При этом жизнь Бахтина протекала именно за рабочим столом. С каким азартом он рассказывает о том, как благодаря своим связям его друг, ленинградский профессор биологии И.И. Канаев, присылал Бахтину в Саранск любую литературу, включая самые редкие книги из «Публички» и даже рукописи. Одновременно Бахтин признает, что если бы не хлопоты В.В. Кожинова, книга о Достоевском никогда не была бы переиздана, а «Рабле» и вовсе не был бы доведен до уровня монографии. Создается впечатление, что Бахтин всегда был ориентирован на процесс познания, но не на оформление своих мыслей в виде, доступном хоть какой-то аудитории. Ну, а переписка с редакциями и тем более с властями, по-видимому, была вне его психологических возможностей.
Вернусь, однако, к основному корпусу книги. С учетом интересов читателей «НЛО», я не считаю уместным на этих страницах входить в дискуссию с В.М. Алпатовым по сугубо лингвистическим вопросам, в особенности если это не касается Волошинова или Бахтина непосредственно. Ограничусь одним сюжетом, которому в книге уделено немало места, — это труды Н. Хомского.
Здесь мои взгляды существенно расходятся с позициями В.М. Алпатова. С моей точки зрения, необходимо понять, что книга Хомского «Язык и мышление» (1968, рус. перевод 1972) написана совсем «не тем» человеком, труды которого положили начало «хомскианской революции». Фигурально выражаясь, есть «два Хомских». Один — это генеративист, чьи работы «Синтаксические структуры» (1957) и «Аспекты теории синтаксиса» (1965) оказали сильнейшее влияние на мировую лингвистику, поскольку именно там были эксплицитно предложены новые для того времени методы описания языка, понимаемого как langue, т.е. система языка. И есть «другой» Хомский — гуманитарный философ, автор книги «Язык и мышление», где он поставил задачи, принципиально не решаемые той лингвистикой, лидером которой он сам был — и во многом остался! В «Языке и мышлении» его пафос ближе всего к Гумбольдту и Бенвенисту, если вспомнить девиз последнего — изучать «человека в языке».

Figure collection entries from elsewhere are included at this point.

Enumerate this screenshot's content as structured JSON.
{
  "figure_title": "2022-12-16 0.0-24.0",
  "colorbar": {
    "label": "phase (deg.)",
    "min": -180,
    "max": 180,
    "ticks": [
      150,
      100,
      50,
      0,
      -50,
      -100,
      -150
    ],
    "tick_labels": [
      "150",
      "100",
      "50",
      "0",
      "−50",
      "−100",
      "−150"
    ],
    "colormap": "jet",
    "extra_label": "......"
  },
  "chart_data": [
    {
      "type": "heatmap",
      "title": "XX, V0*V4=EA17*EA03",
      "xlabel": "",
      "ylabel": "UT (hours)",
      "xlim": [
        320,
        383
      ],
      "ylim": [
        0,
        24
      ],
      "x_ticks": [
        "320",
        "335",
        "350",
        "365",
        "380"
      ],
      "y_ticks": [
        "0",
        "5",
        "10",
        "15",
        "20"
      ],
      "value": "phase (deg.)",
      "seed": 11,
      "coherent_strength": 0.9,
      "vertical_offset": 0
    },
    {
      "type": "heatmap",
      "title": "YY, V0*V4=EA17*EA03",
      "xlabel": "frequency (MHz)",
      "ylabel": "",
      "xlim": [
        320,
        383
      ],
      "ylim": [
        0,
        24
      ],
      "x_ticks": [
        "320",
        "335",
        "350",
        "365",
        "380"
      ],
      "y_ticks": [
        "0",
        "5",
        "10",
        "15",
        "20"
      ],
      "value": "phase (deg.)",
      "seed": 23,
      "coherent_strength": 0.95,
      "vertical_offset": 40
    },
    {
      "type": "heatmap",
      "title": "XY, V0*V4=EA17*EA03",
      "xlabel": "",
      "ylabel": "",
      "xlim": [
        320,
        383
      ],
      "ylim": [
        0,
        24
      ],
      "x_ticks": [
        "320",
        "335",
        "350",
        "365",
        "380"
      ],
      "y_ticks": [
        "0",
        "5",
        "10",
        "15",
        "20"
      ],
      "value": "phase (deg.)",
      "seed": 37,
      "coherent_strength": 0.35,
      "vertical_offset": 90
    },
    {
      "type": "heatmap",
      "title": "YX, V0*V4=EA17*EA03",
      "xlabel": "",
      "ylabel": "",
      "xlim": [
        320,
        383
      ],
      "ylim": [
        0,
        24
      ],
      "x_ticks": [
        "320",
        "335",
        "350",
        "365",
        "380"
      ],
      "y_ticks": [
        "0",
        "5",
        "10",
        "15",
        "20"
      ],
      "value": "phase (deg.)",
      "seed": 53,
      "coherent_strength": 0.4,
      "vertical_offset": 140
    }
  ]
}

Можно описывать langue, следуя Хомскому, можно — следуя структурным разработкам Теньера. Самая влиятельная советская и российская школа — Московская семантическая — пошла по пути Теньера, но отнюдь не без учета подхода Хомского. Все влиятельные западные лингвисты (за исключением Анны Вежбицкой) пошли по пути генеративной грамматики Хомского. Действительно замечательная книга «Язык и мышление» осталась манифестом, потому что, сформулировав проблемы, важнейшие для познания функционирования языка как средства общения и средства познания мира, Хомский оставил в сфере desiderata методы / методики, допускающие, выражаясь юридическим языком, «прямое применение» к сформулированным им самим задачам.

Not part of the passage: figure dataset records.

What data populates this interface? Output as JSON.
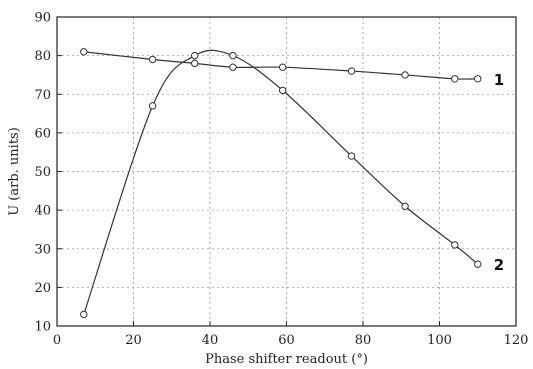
{
  "chart_data": {
    "type": "line",
    "xlabel": "Phase shifter readout (°)",
    "ylabel": "U (arb. units)",
    "xlim": [
      0,
      120
    ],
    "ylim": [
      10,
      90
    ],
    "x_ticks": [
      0,
      20,
      40,
      60,
      80,
      100,
      120
    ],
    "y_ticks": [
      10,
      20,
      30,
      40,
      50,
      60,
      70,
      80,
      90
    ],
    "grid": true,
    "series": [
      {
        "name": "1",
        "x": [
          7,
          25,
          36,
          46,
          59,
          77,
          91,
          104,
          110
        ],
        "y": [
          81,
          79,
          78,
          77,
          77,
          76,
          75,
          74,
          74
        ]
      },
      {
        "name": "2",
        "x": [
          7,
          25,
          36,
          46,
          59,
          77,
          91,
          104,
          110
        ],
        "y": [
          13,
          67,
          80,
          80,
          71,
          54,
          41,
          31,
          26
        ]
      }
    ]
  }
}
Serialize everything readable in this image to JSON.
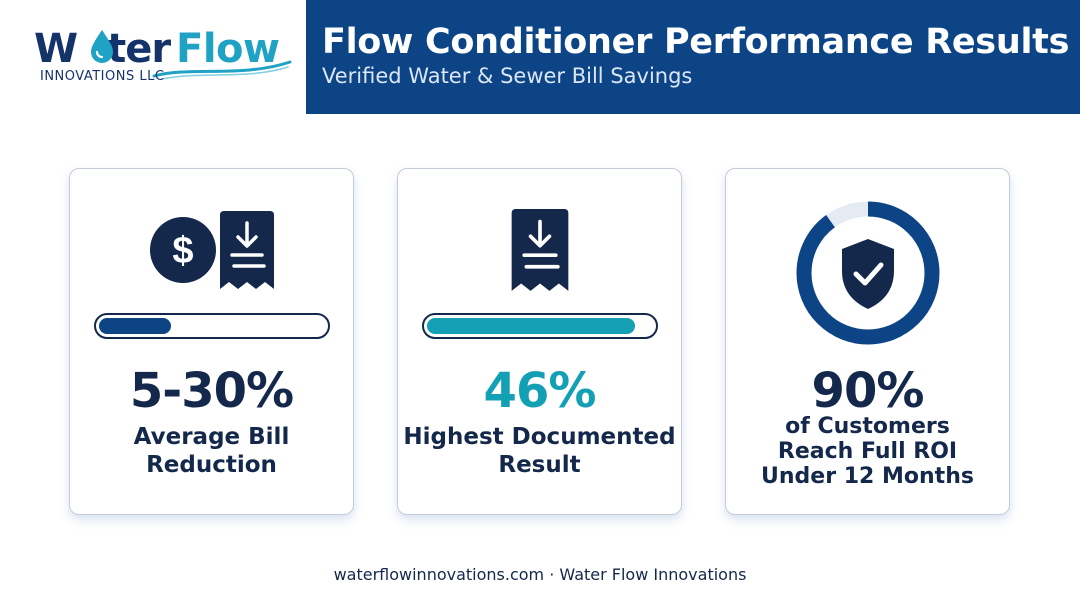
{
  "header": {
    "title": "Flow Conditioner Performance Results",
    "subtitle": "Verified Water & Sewer Bill Savings"
  },
  "logo": {
    "part1": "W",
    "part2": "ter",
    "part3": "Flow",
    "tagline": "INNOVATIONS LLC",
    "icon": "water-drop-icon"
  },
  "cards": [
    {
      "value": "5-30%",
      "label_lines": [
        "Average Bill",
        "Reduction"
      ],
      "progress": 0.32,
      "icons": [
        "dollar-icon",
        "receipt-icon"
      ]
    },
    {
      "value": "46%",
      "label_lines": [
        "Highest Documented",
        "Result"
      ],
      "progress": 0.92,
      "icons": [
        "receipt-icon"
      ]
    },
    {
      "value": "90%",
      "label_lines": [
        "of Customers",
        "Reach Full ROI",
        "Under 12 Months"
      ],
      "ring_progress": 0.9,
      "icons": [
        "shield-check-icon"
      ]
    }
  ],
  "footer": "waterflowinnovations.com · Water Flow Innovations",
  "colors": {
    "navy": "#14284b",
    "header_blue": "#0d4486",
    "bar_navy": "#0d4486",
    "teal": "#14a0b4",
    "ring_track": "#e4ebf3"
  }
}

Исследователь, для которого реплика имеет больше оснований рассматриваться как единица языка, нежели слово, для которого модусом бытия языка являются прежде всего его функционирование, выразительные возможности, диалогичность как таковая, — этот исследователь вообще занимается другой лингвистикой, нежели Московская фонологическая школа или, казалось бы, столь далекий от нее ранний Хомский. Лингвистика В.В. Виноградова и Г.О. Винокура, равно как и большинства представителей Пражского кружка, воплощает идеалы, несомненно более близкие Бахтину. И только Р.О. Якобсону удалось в своей длительной и разнообразной работе в науке гармонично совместить несколько разных «лингвистик».
Быть может, самая сильная сторона книги В.М. Алпатова как раз в том, что она без натяжек подводит к подобному умозаключению.